TOR is a nutrient-sensing kinase that regulates:

• Cell growth
• Metabolism
• Development
• Behavioral adaptation

🧩 TOR Complexes

• TORC1
• TORC2 (illustrated in Figure A.2)

⚠️ Unlike mammals, the connection between insulin signaling and TOR in C. elegans is not fully resolved.

❄️ TOR and Hypometabolism

TOR plays a crucial role in natural low-metabolism states, including:

• Dauer diapause (C. elegans)
• Hibernation 🐻
• Aestivation
• Hypoxia/anoxia tolerance

📌 Key insight: Dauer diapause is metabolically comparable to bear hibernation, highlighting deep evolutionary conservation.

🧪 A.0.3 Steroid Hormone Pathway

🧠 Key Genes

• daf-9 → steroid biosynthesis enzyme (cytochrome P450)
• daf-12 → nuclear hormone receptor (vitamin D receptor ortholog)

🧬 Dafachronic Acids

daf-9 converts cholesterol into:

• Δ4-dafachronic acid
• Δ7-dafachronic acid

These bile-acid-like steroids:

• Bind DAF-12
• Actively inhibit dauer arrest

🔄 Regulatory Features

• Cholesterol deprivation mimics daf-9 mutants
• This pathway acts downstream of many other daf genes
• Regulation differs from TGF-β and insulin signaling, despite functional overlap

📊 A.0.4 NanoDrop UV-Vis Spectroscopy (Figure A.3)

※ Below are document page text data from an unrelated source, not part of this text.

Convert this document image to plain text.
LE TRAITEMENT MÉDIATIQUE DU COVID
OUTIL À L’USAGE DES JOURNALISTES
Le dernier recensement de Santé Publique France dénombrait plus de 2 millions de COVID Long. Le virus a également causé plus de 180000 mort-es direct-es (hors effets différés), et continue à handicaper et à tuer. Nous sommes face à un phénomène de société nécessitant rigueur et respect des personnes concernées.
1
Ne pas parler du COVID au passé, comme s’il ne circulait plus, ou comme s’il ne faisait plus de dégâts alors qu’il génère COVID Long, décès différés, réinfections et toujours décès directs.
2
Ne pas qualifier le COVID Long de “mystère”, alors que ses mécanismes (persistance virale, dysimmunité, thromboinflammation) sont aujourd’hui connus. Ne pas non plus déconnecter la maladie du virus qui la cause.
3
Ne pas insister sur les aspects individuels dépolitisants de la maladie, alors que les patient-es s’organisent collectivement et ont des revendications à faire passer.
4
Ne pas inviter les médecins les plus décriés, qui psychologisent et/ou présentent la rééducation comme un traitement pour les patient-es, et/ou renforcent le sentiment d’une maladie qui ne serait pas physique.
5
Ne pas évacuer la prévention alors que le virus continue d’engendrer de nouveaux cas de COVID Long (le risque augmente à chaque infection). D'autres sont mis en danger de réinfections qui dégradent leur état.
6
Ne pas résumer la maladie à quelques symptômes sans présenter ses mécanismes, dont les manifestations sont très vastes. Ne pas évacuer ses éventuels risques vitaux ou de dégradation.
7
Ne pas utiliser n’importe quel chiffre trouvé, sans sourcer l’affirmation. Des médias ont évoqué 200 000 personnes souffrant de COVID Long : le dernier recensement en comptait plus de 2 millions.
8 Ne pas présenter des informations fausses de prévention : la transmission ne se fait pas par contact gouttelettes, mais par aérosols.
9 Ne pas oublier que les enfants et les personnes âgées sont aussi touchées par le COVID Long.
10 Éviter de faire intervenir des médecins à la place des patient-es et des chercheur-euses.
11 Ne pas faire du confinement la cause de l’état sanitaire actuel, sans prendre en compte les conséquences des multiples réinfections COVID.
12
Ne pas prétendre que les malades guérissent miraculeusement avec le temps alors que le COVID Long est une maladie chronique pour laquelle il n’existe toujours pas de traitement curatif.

UV-Vis spectra (220–750 nm) were recorded for:

• SBS 1:10
• WBS 1:10
• WBS blue 1:10

Purpose:

• Assess protein concentration
• Detect sample purity
• Identify absorbance peaks indicating protein content

🧫 A.0.5 SDS-PAGE

• Used to separate serum proteins by size
• Pierce™ Prestained Protein Ladder used as molecular weight reference
• Applied to seasonal brown bear serum samples

🧬 A.0.6 Western Blot for Actin Quantification

Controls & Targets

• β-Actin → primary protein
• α-Tubulin → loading control

Key Observations (Figure A.6)

• Bands detected at:
  • ~30 kDa
  • ~80 kDa
• Chemiluminescence used for detection
• Unstripped actin bands visible beneath tubulin lanes

Ensures:

• Equal protein loading
• Reliable actin quantification

💪 A.0.7 Actin Staining for Muscle Fiber Width

• Fluorescent actin staining used to:
  • Visualize muscle fibers
  • Quantify muscle fiber width
• Enables assessment of muscle preservation or atrophy

🧠 A.0.8 ImageJ Macro Script for Mitochondrial GFP Analysis

What the Script Does (Figure A.7)

• Automates mitochondrial analysis:
  • Thresholding
  • Skeletonization
  • Branch density calculation
  • Shape metrics (e.g. eccentricity)

📌 Ensures:

• Reproducibility
• Objective image analysis
• Reduced user bias

📈 A.0.9 Normality Testing (Shapiro–Wilk)

Normality was tested for all quantitative datasets prior to statistical analysis.

Key Takeaways (Table A.1)

• Most groups showed normal distributions
• Some exceptions (p < 0.05), notably:
  • WBS 1:10 in multiple assays
  • Certain SBS Pure measurements

➡️ This justified:

• Use of parametric tests where appropriate
• Careful interpretation for non-normal groups

🧠 Big Picture Summary 🌍

This appendix tightly connects:

• Molecular signaling pathways (TGF-β, TOR, steroid hormones)
• Physiological adaptations (dauer, hypometabolism, muscle preservation)
• Experimental validation (NanoDrop, SDS-PAGE, Western blot, imaging, statistics)

Together, it provides the mechanistic backbone and methodological transparency for the entire study.